Celebrating 25 years this 2015, Fuentes also made history becoming the first Filipino to become a member of the board of the International Public Relations Association (Ipra), a worldwide group whose members, totaling over 1,000, are only senior public relations executives—owners of agencies or the heads in the companies.
Ipra is London-based and has been around for 60 years. In the Philippines, it was set up about 20 years ago.
By invitation only
Membership is by invitation only. Fuentes says as a board member he has to attend quarterly meetings abroad.
He says veteran PR man Max Edralin cites “it’s a big thing to be recognized.”
“There are lot of (ad) agencies coming in (the country). It’s best to have agencies being recognized globally.”

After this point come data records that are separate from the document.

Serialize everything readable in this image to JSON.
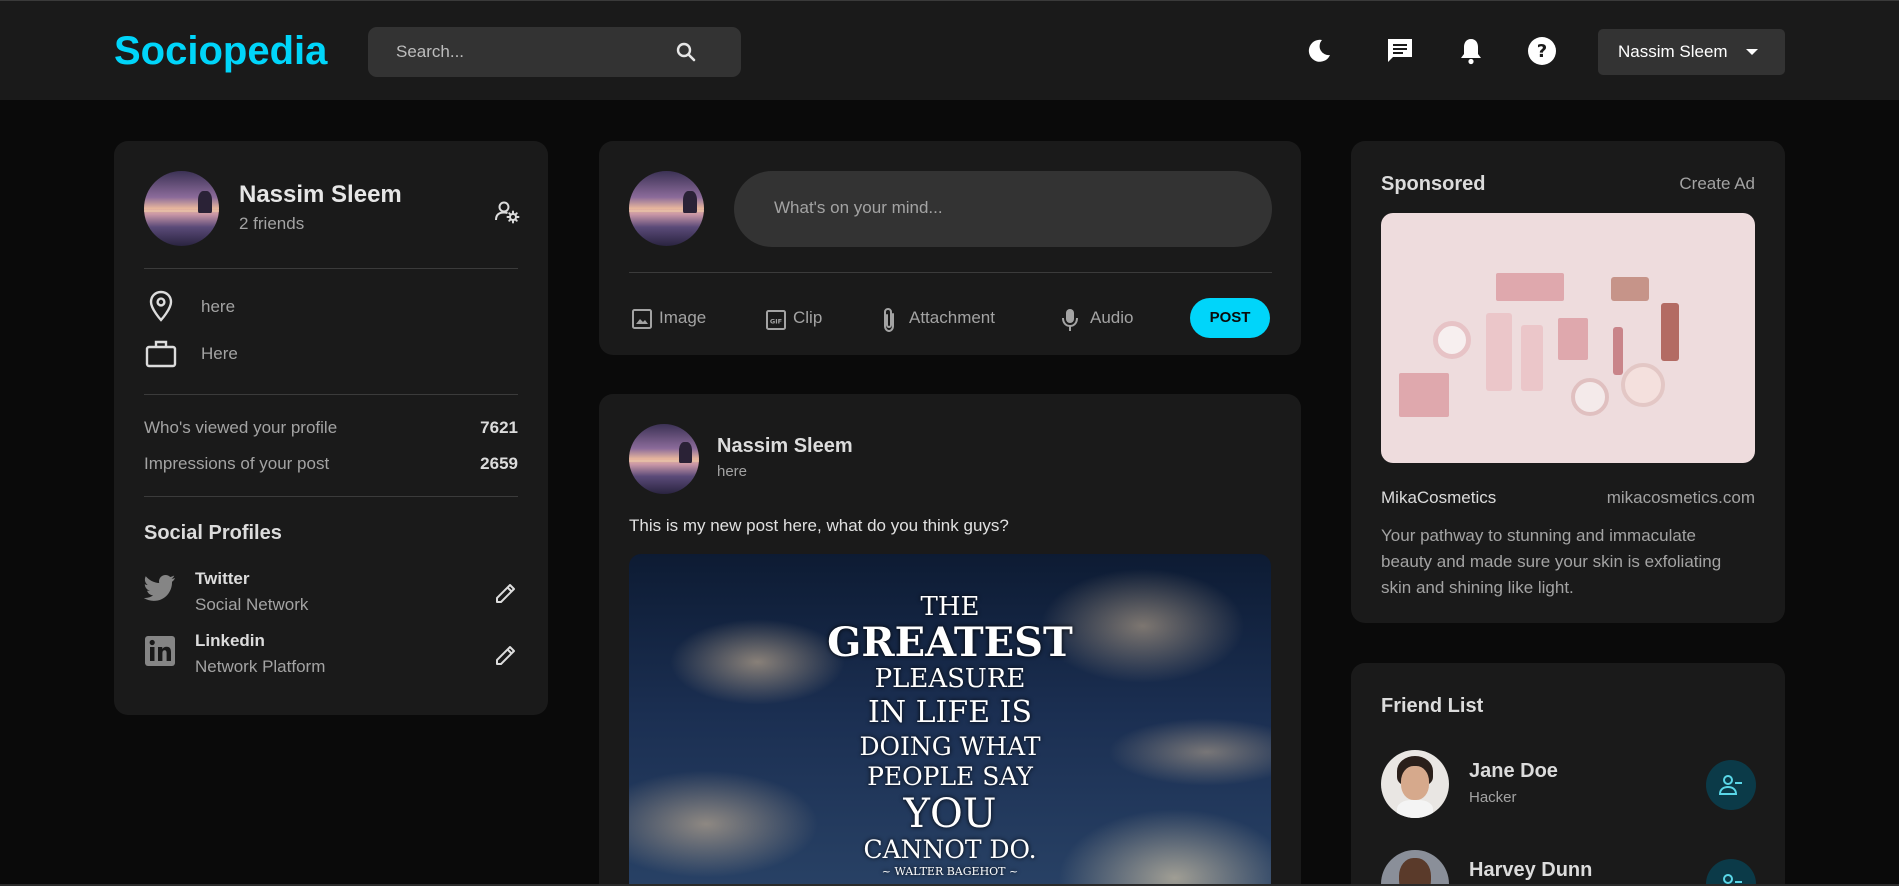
{
  "brand": {
    "name": "Sociopedia",
    "accent": "#00d5fa"
  },
  "search": {
    "placeholder": "Search..."
  },
  "nav": {
    "icons": [
      "dark-mode-icon",
      "message-icon",
      "notification-icon",
      "help-icon"
    ],
    "user_name": "Nassim Sleem"
  },
  "user_widget": {
    "name": "Nassim Sleem",
    "friends": "2 friends",
    "location": "here",
    "occupation": "Here",
    "viewed_label": "Who's viewed your profile",
    "viewed_value": "7621",
    "impressions_label": "Impressions of your post",
    "impressions_value": "2659",
    "social_title": "Social Profiles",
    "socials": [
      {
        "name": "Twitter",
        "type": "Social Network"
      },
      {
        "name": "Linkedin",
        "type": "Network Platform"
      }
    ]
  },
  "composer": {
    "placeholder": "What's on your mind...",
    "actions": [
      "Image",
      "Clip",
      "Attachment",
      "Audio"
    ],
    "post_label": "POST"
  },
  "post": {
    "author": "Nassim Sleem",
    "location": "here",
    "text": "This is my new post here, what do you think guys?",
    "image_quote": {
      "lines": [
        "THE",
        "GREATEST",
        "PLEASURE",
        "IN LIFE IS",
        "DOING WHAT",
        "PEOPLE SAY",
        "YOU",
        "CANNOT DO."
      ],
      "attribution": "~ WALTER BAGEHOT ~"
    }
  },
  "ad": {
    "title": "Sponsored",
    "create_label": "Create Ad",
    "brand": "MikaCosmetics",
    "url": "mikacosmetics.com",
    "description_lines": [
      "Your pathway to stunning and immaculate",
      "beauty and made sure your skin is exfoliating",
      "skin and shining like light."
    ]
  },
  "friends": {
    "title": "Friend List",
    "items": [
      {
        "name": "Jane Doe",
        "role": "Hacker"
      },
      {
        "name": "Harvey Dunn",
        "role": ""
      }
    ]
  }
}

Fuentes adds, “There’s a whole new world for us globally and the fact is many of us are just as capable as the agencies abroad.”
On the local PR market, Fuentes says he is “reinventing PR. We are shifting to digital—online news portals, independent news portals, social media and blog sites. We are studying how to design every platform and learning all these.”
He adds that there have been many developments in social media and traditional ones.
He says when he was interviewed in Poland when he became a board member of Ipra, Fuentes says “PR in the Philippines is shifting but digital is not yet the main media.”
But he states that there are already clients that have moved to digital media.